Verden/Landkreis (hm). Wer lange gearbeitet hat, soll im Alter nicht auf die Grundsicherung angewiesen sein, findet der Kreisvorsitzende der sozialdemokratischen Arbeitsgemeinschaft für Arbeitnehmerfragen (AfA), Dietmar Teubert. Deshalb appeliert SPD-Sozialpolitiker Teubert im Pressedienst der Kreis-SPD an die Unionsparteien im Deutschen Bundestag, aus Respekt vor der Lebensleistung dieser Menschen endlich den weg frei zu machen für die Einführung der von Bundesarbeitsminister Hubertus Heil (SPD) vorgeschlagenen Grundrente.

 

Davon würden nach Aussage des AfA-Kreisvorsitzenden bundesweit über  drei Millionen Menschen profitieren, die in ihrem Leben viel geleistet haben, aber trotzdem nur eine Geringstrente bekommen. Deshalb hält er die Grundrente für all diejenigen richtig, die mindestens 35 Jahre gearbeitet, Kinder erzogen oder Angehörige gepflegt haben, aber wenig Lohn dafür erhalten haben.
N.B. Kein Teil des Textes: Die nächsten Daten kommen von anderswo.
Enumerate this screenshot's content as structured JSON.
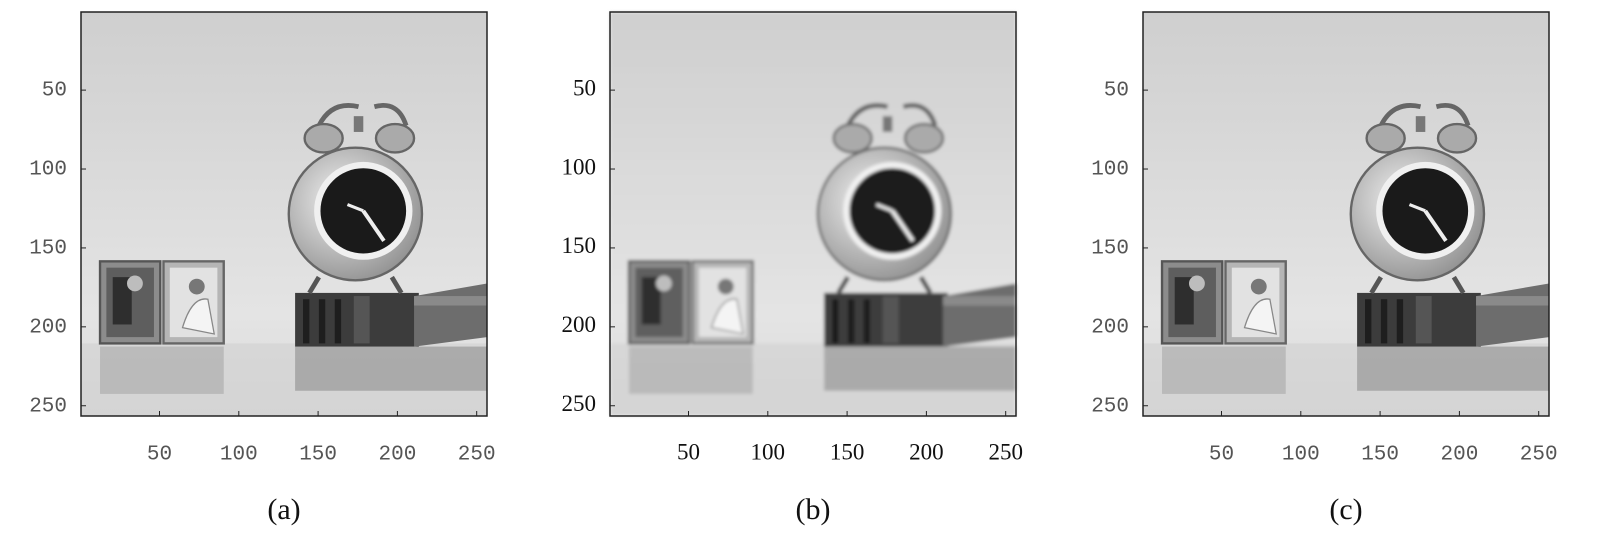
{
  "panels": [
    {
      "caption": "(a)",
      "xlim": [
        0.5,
        256.5
      ],
      "ylim": [
        0.5,
        256.5
      ],
      "xticks": [
        50,
        100,
        150,
        200,
        250
      ],
      "yticks": [
        50,
        100,
        150,
        200,
        250
      ]
    },
    {
      "caption": "(b)",
      "xlim": [
        0.5,
        256.5
      ],
      "ylim": [
        0.5,
        256.5
      ],
      "xticks": [
        50,
        100,
        150,
        200,
        250
      ],
      "yticks": [
        50,
        100,
        150,
        200,
        250
      ]
    },
    {
      "caption": "(c)",
      "xlim": [
        0.5,
        256.5
      ],
      "ylim": [
        0.5,
        256.5
      ],
      "xticks": [
        50,
        100,
        150,
        200,
        250
      ],
      "yticks": [
        50,
        100,
        150,
        200,
        250
      ]
    }
  ]
}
Es ist ein Akt der sozialen Gerechtigkeit, so Teubert, dass diese Menschen im Alter spürbar mehr haben, als diejenigen, die nicht so intensiv gearbeitet haben.

 

Die Grundrente sei deshalb nicht nur eine Frage der Anerkennung, Wertschätzung und Gerechtigkeit, sondern auch ein wichtiger Beitrag im Kampf gegen die Altersamut, betont Dietmar Teubert. Die von der SPD gewollte Grundrente würde bis zu 448 Euro mehr Rente im Monat für alle bedeuten, die 35 Jahre oder mehr gearbeitet und in die Rentenkasse eingezahlt haben. Auch Teilzeitarbeit, Kindererziehung und Pflege zählen dabei mit. Wer in dieser Zeit also zu wenig für eine auskömmliche Rente verdient hat, bekommt einen Aufschlag, um im Alter in Würde leben zu können.

 

Es sind 80 Prozent Frauen, die von dieser Neuregelung profitieren würden, eräutert Dietmar Teubert am Beispel einer Friseurin, die 40 Jahre lang für den Mindestlohn gearbeitet hatte. Sie würde  dann monatlich statt 513 Euro künftig 961 Euro Rente erhalten. Oder der alleinerziehende Pflegehelfer, der in Teilzeit gearbeitet hatte und zwei Kinder hat, kommt auf 1 000 Euro statt wie bisher auf 860 Euro.